The Commission for Conciliation, Mediation and Arbitration (CCMA) deals with many cases where an employer has verbally dismissed an employee after misconduct has been committed. Even though the employer has substantive evidence or sufficient reasons for the dismissal, the Code of Good Practice (Dismissal) provides guidelines for a dismissal to be fair. The risk of a verbal dismissal without proper procedure will always be detrimental to the employer if the matter has been referred at the CCMA or Bargaining Council, in that the Commissioner may order the employer to retrospectively reinstate the employee with full back-pay which could cause severe financial loss. There are also cases where an employee alleges that the employer has verbally dismissed them. In those cases, the onus will be on the employee to prove that the dismissal occurred.
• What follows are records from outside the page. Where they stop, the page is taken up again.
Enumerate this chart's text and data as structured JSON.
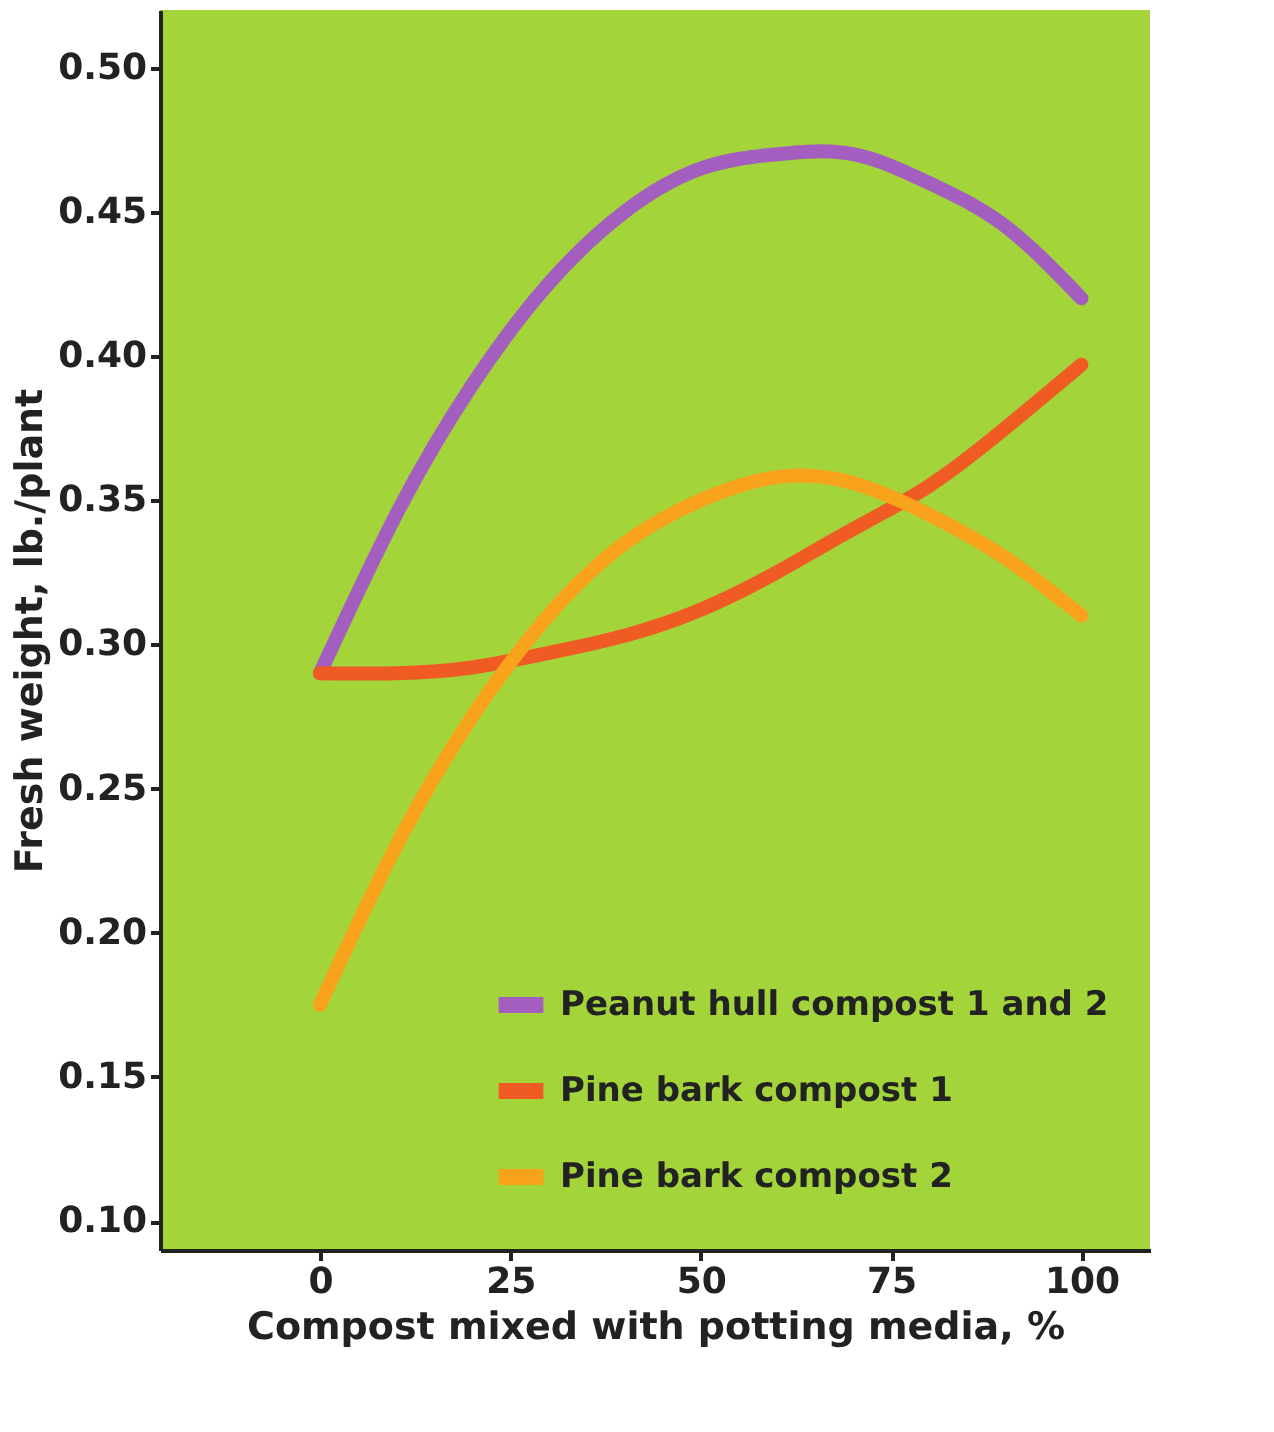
{
  "chart_data": {
    "type": "line",
    "xlabel": "Compost mixed with potting media, %",
    "ylabel": "Fresh weight, lb./plant",
    "x": [
      0,
      10,
      20,
      30,
      40,
      50,
      60,
      70,
      80,
      90,
      100
    ],
    "xlim": [
      -21,
      109
    ],
    "xticks": [
      0,
      25,
      50,
      75,
      100
    ],
    "ylim": [
      0.09,
      0.52
    ],
    "yticks": [
      {
        "value": 0.1,
        "label": "0.10"
      },
      {
        "value": 0.15,
        "label": "0.15"
      },
      {
        "value": 0.2,
        "label": "0.20"
      },
      {
        "value": 0.25,
        "label": "0.25"
      },
      {
        "value": 0.3,
        "label": "0.30"
      },
      {
        "value": 0.35,
        "label": "0.35"
      },
      {
        "value": 0.4,
        "label": "0.40"
      },
      {
        "value": 0.45,
        "label": "0.45"
      },
      {
        "value": 0.5,
        "label": "0.50"
      }
    ],
    "grid": false,
    "legend": "bottom right",
    "marker": "none",
    "line_style": "solid",
    "series": [
      {
        "name": "Peanut hull compost 1 and 2",
        "color": "#a45ec0",
        "values": [
          0.29,
          0.345,
          0.39,
          0.425,
          0.45,
          0.465,
          0.47,
          0.47,
          0.46,
          0.445,
          0.42
        ]
      },
      {
        "name": "Pine bark compost 1",
        "color": "#f05a23",
        "values": [
          0.29,
          0.29,
          0.292,
          0.297,
          0.303,
          0.312,
          0.325,
          0.34,
          0.355,
          0.375,
          0.397
        ]
      },
      {
        "name": "Pine bark compost 2",
        "color": "#f9a21b",
        "values": [
          0.175,
          0.23,
          0.275,
          0.31,
          0.335,
          0.35,
          0.358,
          0.356,
          0.345,
          0.33,
          0.31
        ]
      }
    ]
  }
}
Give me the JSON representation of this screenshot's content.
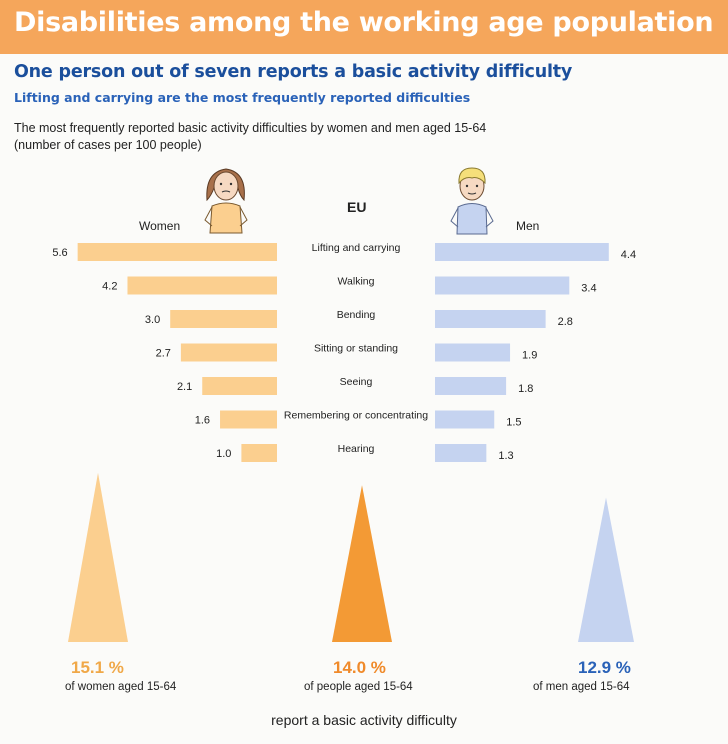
{
  "header": {
    "title": "Disabilities among the working age population"
  },
  "subtitle": "One person out of seven reports a basic activity difficulty",
  "subtitle2": "Lifting and carrying are the most frequently reported difficulties",
  "description": {
    "line1": "The most frequently reported basic activity difficulties by women and men aged 15-64",
    "line2": "(number of cases per 100 people)"
  },
  "labels": {
    "women": "Women",
    "men": "Men",
    "eu": "EU"
  },
  "colors": {
    "women": "#fbcf8f",
    "men": "#c5d3f0",
    "eu": "#f39a35",
    "header": "#f5a65b",
    "title_blue": "#1b4f9c"
  },
  "chart_data": {
    "type": "bar",
    "title": "The most frequently reported basic activity difficulties by women and men aged 15-64 (number of cases per 100 people)",
    "categories": [
      "Lifting and carrying",
      "Walking",
      "Bending",
      "Sitting or standing",
      "Seeing",
      "Remembering or concentrating",
      "Hearing"
    ],
    "series": [
      {
        "name": "Women",
        "values": [
          5.6,
          4.2,
          3.0,
          2.7,
          2.1,
          1.6,
          1.0
        ]
      },
      {
        "name": "Men",
        "values": [
          4.4,
          3.4,
          2.8,
          1.9,
          1.8,
          1.5,
          1.3
        ]
      }
    ],
    "value_labels": {
      "women": [
        "5.6",
        "4.2",
        "3.0",
        "2.7",
        "2.1",
        "1.6",
        "1.0"
      ],
      "men": [
        "4.4",
        "3.4",
        "2.8",
        "1.9",
        "1.8",
        "1.5",
        "1.3"
      ]
    },
    "totals": [
      {
        "name": "Women",
        "value": 15.1,
        "label": "15.1 %",
        "sub": "of women aged 15-64"
      },
      {
        "name": "EU",
        "value": 14.0,
        "label": "14.0 %",
        "sub": "of people aged 15-64"
      },
      {
        "name": "Men",
        "value": 12.9,
        "label": "12.9 %",
        "sub": "of men aged 15-64"
      }
    ]
  },
  "footer": "report a basic activity difficulty"
}
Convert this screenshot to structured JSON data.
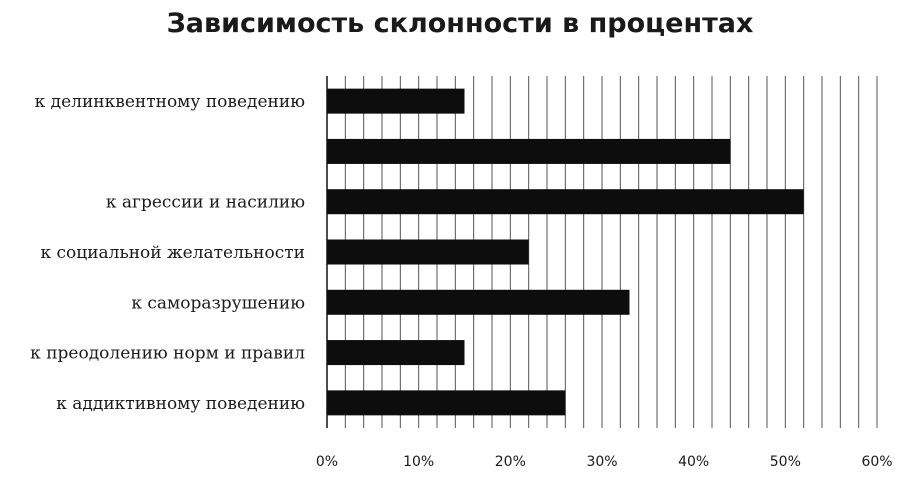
{
  "chart_data": {
    "type": "bar",
    "orientation": "horizontal",
    "title": "Зависимость склонности в процентах",
    "categories": [
      "к делинквентному поведению",
      "",
      "к агрессии и насилию",
      "к социальной желательности",
      "к саморазрушению",
      "к преодолению норм и правил",
      "к аддиктивному поведению"
    ],
    "values": [
      15,
      44,
      52,
      22,
      33,
      15,
      26
    ],
    "xlim": [
      0,
      60
    ],
    "x_ticks": [
      "0%",
      "10%",
      "20%",
      "30%",
      "40%",
      "50%",
      "60%"
    ],
    "grid": "vertical",
    "bar_color": "#0d0d0d"
  }
}
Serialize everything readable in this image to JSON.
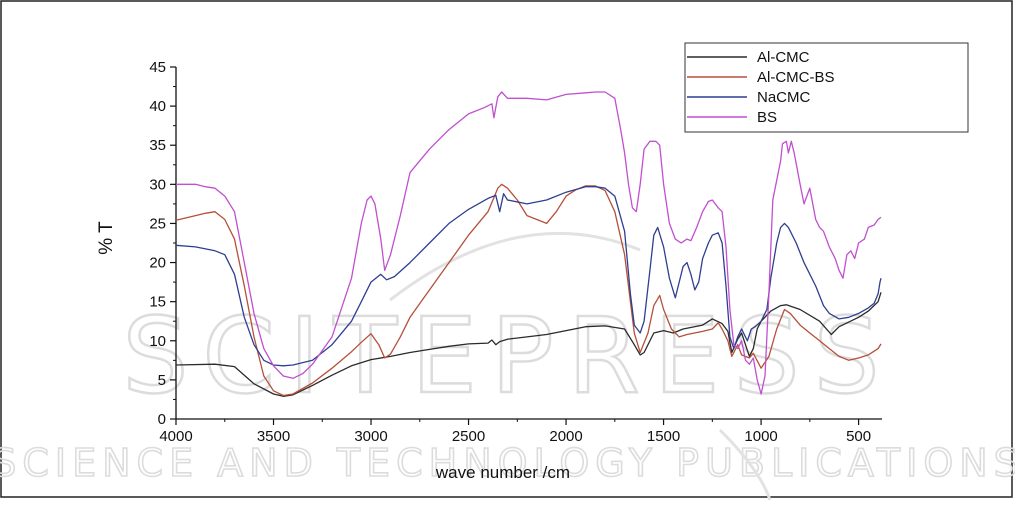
{
  "watermark": {
    "main": "SCITEPRESS",
    "sub": "SCIENCE AND TECHNOLOGY PUBLICATIONS"
  },
  "chart_data": {
    "type": "line",
    "title": "",
    "xlabel": "wave number /cm",
    "ylabel": "% T",
    "xlim": [
      4000,
      380
    ],
    "ylim": [
      0,
      45
    ],
    "x_reversed": true,
    "x_ticks": [
      4000,
      3500,
      3000,
      2500,
      2000,
      1500,
      1000,
      500
    ],
    "y_ticks": [
      0,
      5,
      10,
      15,
      20,
      25,
      30,
      35,
      40,
      45
    ],
    "grid": false,
    "legend_position": "top-right",
    "series": [
      {
        "name": "Al-CMC",
        "color": "#2b2b2b",
        "points": [
          [
            4000,
            6.9
          ],
          [
            3800,
            7.0
          ],
          [
            3700,
            6.7
          ],
          [
            3600,
            4.5
          ],
          [
            3500,
            3.2
          ],
          [
            3450,
            2.9
          ],
          [
            3400,
            3.1
          ],
          [
            3300,
            4.3
          ],
          [
            3200,
            5.6
          ],
          [
            3100,
            6.8
          ],
          [
            3000,
            7.6
          ],
          [
            2900,
            8.0
          ],
          [
            2800,
            8.5
          ],
          [
            2700,
            8.9
          ],
          [
            2600,
            9.3
          ],
          [
            2500,
            9.6
          ],
          [
            2400,
            9.7
          ],
          [
            2380,
            10.1
          ],
          [
            2360,
            9.5
          ],
          [
            2340,
            9.9
          ],
          [
            2300,
            10.2
          ],
          [
            2200,
            10.5
          ],
          [
            2100,
            10.8
          ],
          [
            2000,
            11.3
          ],
          [
            1900,
            11.8
          ],
          [
            1800,
            11.9
          ],
          [
            1700,
            11.5
          ],
          [
            1650,
            9.5
          ],
          [
            1620,
            8.2
          ],
          [
            1600,
            8.5
          ],
          [
            1550,
            11.0
          ],
          [
            1500,
            11.3
          ],
          [
            1450,
            11.0
          ],
          [
            1400,
            11.5
          ],
          [
            1300,
            12.0
          ],
          [
            1250,
            12.8
          ],
          [
            1200,
            12.2
          ],
          [
            1170,
            11.2
          ],
          [
            1150,
            8.5
          ],
          [
            1120,
            10.2
          ],
          [
            1100,
            11.0
          ],
          [
            1060,
            8.0
          ],
          [
            1040,
            9.0
          ],
          [
            1020,
            11.5
          ],
          [
            1000,
            12.5
          ],
          [
            950,
            13.8
          ],
          [
            900,
            14.5
          ],
          [
            870,
            14.6
          ],
          [
            800,
            14.0
          ],
          [
            700,
            12.5
          ],
          [
            640,
            10.8
          ],
          [
            600,
            11.8
          ],
          [
            500,
            13.0
          ],
          [
            450,
            13.8
          ],
          [
            400,
            15.0
          ],
          [
            385,
            16.2
          ]
        ]
      },
      {
        "name": "Al-CMC-BS",
        "color": "#b5503a",
        "points": [
          [
            4000,
            25.4
          ],
          [
            3900,
            26.0
          ],
          [
            3850,
            26.3
          ],
          [
            3800,
            26.5
          ],
          [
            3750,
            25.5
          ],
          [
            3700,
            23.0
          ],
          [
            3650,
            17.0
          ],
          [
            3600,
            10.5
          ],
          [
            3550,
            5.5
          ],
          [
            3500,
            3.6
          ],
          [
            3450,
            3.0
          ],
          [
            3400,
            3.2
          ],
          [
            3300,
            4.6
          ],
          [
            3200,
            6.5
          ],
          [
            3100,
            8.6
          ],
          [
            3050,
            9.8
          ],
          [
            3000,
            10.9
          ],
          [
            2960,
            9.5
          ],
          [
            2930,
            7.8
          ],
          [
            2900,
            8.3
          ],
          [
            2850,
            10.5
          ],
          [
            2800,
            13.0
          ],
          [
            2700,
            16.5
          ],
          [
            2600,
            20.0
          ],
          [
            2500,
            23.5
          ],
          [
            2400,
            26.5
          ],
          [
            2350,
            29.5
          ],
          [
            2330,
            30.0
          ],
          [
            2300,
            29.5
          ],
          [
            2250,
            28.0
          ],
          [
            2200,
            26.0
          ],
          [
            2150,
            25.5
          ],
          [
            2100,
            25.0
          ],
          [
            2050,
            26.5
          ],
          [
            2000,
            28.5
          ],
          [
            1950,
            29.3
          ],
          [
            1900,
            29.8
          ],
          [
            1850,
            29.8
          ],
          [
            1800,
            29.2
          ],
          [
            1750,
            26.5
          ],
          [
            1700,
            21.0
          ],
          [
            1650,
            11.0
          ],
          [
            1620,
            8.5
          ],
          [
            1580,
            11.0
          ],
          [
            1550,
            14.5
          ],
          [
            1520,
            15.8
          ],
          [
            1500,
            14.0
          ],
          [
            1460,
            11.5
          ],
          [
            1420,
            10.5
          ],
          [
            1380,
            10.8
          ],
          [
            1300,
            11.2
          ],
          [
            1250,
            11.5
          ],
          [
            1220,
            12.3
          ],
          [
            1200,
            11.5
          ],
          [
            1170,
            10.0
          ],
          [
            1150,
            8.0
          ],
          [
            1120,
            9.5
          ],
          [
            1100,
            8.2
          ],
          [
            1060,
            7.8
          ],
          [
            1040,
            8.4
          ],
          [
            1000,
            6.5
          ],
          [
            960,
            8.0
          ],
          [
            920,
            11.5
          ],
          [
            880,
            14.0
          ],
          [
            850,
            13.5
          ],
          [
            800,
            12.0
          ],
          [
            750,
            11.0
          ],
          [
            700,
            10.0
          ],
          [
            650,
            9.0
          ],
          [
            600,
            8.0
          ],
          [
            550,
            7.5
          ],
          [
            500,
            7.8
          ],
          [
            450,
            8.2
          ],
          [
            400,
            9.0
          ],
          [
            385,
            9.6
          ]
        ]
      },
      {
        "name": "NaCMC",
        "color": "#2f3f8f",
        "points": [
          [
            4000,
            22.2
          ],
          [
            3900,
            22.0
          ],
          [
            3800,
            21.5
          ],
          [
            3750,
            21.0
          ],
          [
            3700,
            18.5
          ],
          [
            3650,
            13.0
          ],
          [
            3600,
            9.5
          ],
          [
            3550,
            7.5
          ],
          [
            3500,
            6.9
          ],
          [
            3450,
            6.8
          ],
          [
            3400,
            6.9
          ],
          [
            3300,
            7.5
          ],
          [
            3200,
            9.5
          ],
          [
            3100,
            12.5
          ],
          [
            3050,
            15.0
          ],
          [
            3000,
            17.5
          ],
          [
            2950,
            18.5
          ],
          [
            2920,
            17.8
          ],
          [
            2880,
            18.2
          ],
          [
            2800,
            20.0
          ],
          [
            2700,
            22.5
          ],
          [
            2600,
            25.0
          ],
          [
            2500,
            26.8
          ],
          [
            2400,
            28.2
          ],
          [
            2360,
            28.6
          ],
          [
            2340,
            26.5
          ],
          [
            2320,
            28.8
          ],
          [
            2300,
            28.0
          ],
          [
            2200,
            27.5
          ],
          [
            2100,
            28.0
          ],
          [
            2000,
            29.0
          ],
          [
            1900,
            29.7
          ],
          [
            1850,
            29.7
          ],
          [
            1800,
            29.5
          ],
          [
            1750,
            28.5
          ],
          [
            1700,
            24.0
          ],
          [
            1670,
            16.0
          ],
          [
            1650,
            12.0
          ],
          [
            1620,
            11.0
          ],
          [
            1600,
            12.5
          ],
          [
            1570,
            19.0
          ],
          [
            1550,
            23.5
          ],
          [
            1530,
            24.5
          ],
          [
            1500,
            22.0
          ],
          [
            1470,
            18.0
          ],
          [
            1440,
            15.5
          ],
          [
            1420,
            17.5
          ],
          [
            1400,
            19.5
          ],
          [
            1380,
            20.0
          ],
          [
            1360,
            18.5
          ],
          [
            1340,
            16.5
          ],
          [
            1320,
            17.5
          ],
          [
            1300,
            20.5
          ],
          [
            1270,
            22.5
          ],
          [
            1250,
            23.5
          ],
          [
            1220,
            23.8
          ],
          [
            1200,
            22.5
          ],
          [
            1180,
            17.0
          ],
          [
            1160,
            10.5
          ],
          [
            1140,
            9.0
          ],
          [
            1120,
            10.5
          ],
          [
            1100,
            11.5
          ],
          [
            1070,
            10.0
          ],
          [
            1050,
            11.5
          ],
          [
            1030,
            11.8
          ],
          [
            1000,
            12.5
          ],
          [
            970,
            14.0
          ],
          [
            950,
            18.0
          ],
          [
            920,
            22.5
          ],
          [
            900,
            24.5
          ],
          [
            880,
            25.0
          ],
          [
            860,
            24.5
          ],
          [
            820,
            22.5
          ],
          [
            780,
            20.0
          ],
          [
            720,
            17.0
          ],
          [
            680,
            14.5
          ],
          [
            650,
            13.5
          ],
          [
            600,
            12.8
          ],
          [
            550,
            13.0
          ],
          [
            500,
            13.5
          ],
          [
            450,
            14.2
          ],
          [
            420,
            14.8
          ],
          [
            400,
            16.0
          ],
          [
            390,
            17.5
          ],
          [
            385,
            18.0
          ]
        ]
      },
      {
        "name": "BS",
        "color": "#c14fcf",
        "points": [
          [
            4000,
            30.0
          ],
          [
            3900,
            30.0
          ],
          [
            3850,
            29.7
          ],
          [
            3800,
            29.5
          ],
          [
            3750,
            28.5
          ],
          [
            3700,
            26.5
          ],
          [
            3650,
            20.0
          ],
          [
            3600,
            13.5
          ],
          [
            3550,
            9.0
          ],
          [
            3500,
            6.8
          ],
          [
            3450,
            5.5
          ],
          [
            3400,
            5.2
          ],
          [
            3350,
            5.8
          ],
          [
            3300,
            7.0
          ],
          [
            3200,
            10.5
          ],
          [
            3100,
            18.0
          ],
          [
            3050,
            25.0
          ],
          [
            3020,
            28.0
          ],
          [
            3000,
            28.5
          ],
          [
            2980,
            27.5
          ],
          [
            2950,
            23.0
          ],
          [
            2930,
            19.0
          ],
          [
            2900,
            21.0
          ],
          [
            2850,
            26.0
          ],
          [
            2800,
            31.5
          ],
          [
            2700,
            34.5
          ],
          [
            2600,
            37.0
          ],
          [
            2500,
            39.0
          ],
          [
            2420,
            39.8
          ],
          [
            2380,
            40.3
          ],
          [
            2370,
            38.5
          ],
          [
            2350,
            41.2
          ],
          [
            2330,
            41.8
          ],
          [
            2300,
            41.0
          ],
          [
            2200,
            41.0
          ],
          [
            2100,
            40.8
          ],
          [
            2000,
            41.5
          ],
          [
            1900,
            41.7
          ],
          [
            1850,
            41.8
          ],
          [
            1800,
            41.8
          ],
          [
            1750,
            41.0
          ],
          [
            1720,
            37.0
          ],
          [
            1700,
            34.0
          ],
          [
            1680,
            30.0
          ],
          [
            1660,
            27.0
          ],
          [
            1640,
            26.5
          ],
          [
            1620,
            30.0
          ],
          [
            1600,
            34.5
          ],
          [
            1570,
            35.5
          ],
          [
            1540,
            35.5
          ],
          [
            1520,
            35.0
          ],
          [
            1500,
            30.0
          ],
          [
            1470,
            25.0
          ],
          [
            1440,
            23.0
          ],
          [
            1410,
            22.5
          ],
          [
            1380,
            23.0
          ],
          [
            1360,
            22.8
          ],
          [
            1330,
            24.5
          ],
          [
            1300,
            26.5
          ],
          [
            1270,
            27.8
          ],
          [
            1250,
            28.0
          ],
          [
            1220,
            27.0
          ],
          [
            1200,
            26.5
          ],
          [
            1180,
            22.0
          ],
          [
            1160,
            14.0
          ],
          [
            1140,
            9.5
          ],
          [
            1120,
            9.0
          ],
          [
            1100,
            10.0
          ],
          [
            1080,
            7.5
          ],
          [
            1060,
            7.0
          ],
          [
            1040,
            7.8
          ],
          [
            1020,
            5.0
          ],
          [
            1000,
            3.2
          ],
          [
            980,
            5.5
          ],
          [
            960,
            16.0
          ],
          [
            940,
            28.0
          ],
          [
            920,
            30.5
          ],
          [
            900,
            33.0
          ],
          [
            890,
            35.2
          ],
          [
            870,
            35.5
          ],
          [
            860,
            34.0
          ],
          [
            845,
            35.5
          ],
          [
            830,
            34.0
          ],
          [
            800,
            30.0
          ],
          [
            780,
            27.5
          ],
          [
            750,
            29.5
          ],
          [
            720,
            25.5
          ],
          [
            700,
            24.5
          ],
          [
            680,
            24.0
          ],
          [
            650,
            22.0
          ],
          [
            620,
            20.5
          ],
          [
            600,
            19.0
          ],
          [
            580,
            18.0
          ],
          [
            560,
            21.0
          ],
          [
            540,
            21.5
          ],
          [
            520,
            20.5
          ],
          [
            500,
            22.5
          ],
          [
            470,
            23.0
          ],
          [
            450,
            24.5
          ],
          [
            420,
            24.8
          ],
          [
            400,
            25.5
          ],
          [
            385,
            25.8
          ]
        ]
      }
    ]
  }
}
Furthermore, with regard to an employee who fails to put their resignation in writing. In terms of Section 37(4)(a) of the Basic Conditions of Employment Act, 75 of 1997 (BCEA), all terminations must be done in writing, except in circumstances where the employee is illiterate. The employee’s decision to resign is a unilateral act, and there is no obligation on the employer to formally accept the resignation for it to be effective. The employer cannot refuse or deny the employee’s resignation but can hold the employee accountable for the notice period. Resignations must always be given voluntarily because any coerced resignation might be deemed a constructive dismissal.

So, how can an employer mitigate the risks involved when a verbal dismissal has occurred, or an employee has failed to put their resignation in writing? Firstly, it is essential to note that in South Africa Labour law, an employment relationship cannot be terminated without proper procedure being followed. It has been previously communicated in numerous articles by Consolidated Employers’ Organisation (CEO) that before an employment relationship can be terminated, an employer needs to grant an employee an opportunity to state their case before any dismissal, especially in instances where misconduct may have been committed.

Where resignation is not in writing, and the employee had resigned in the “heat of the moment” based on an argument that might have occurred in the workplace, it is always advisable for employers to put the resignation on hold and give the employee a “cooling off period”, for the employee to confirm the termination of the employment relationship.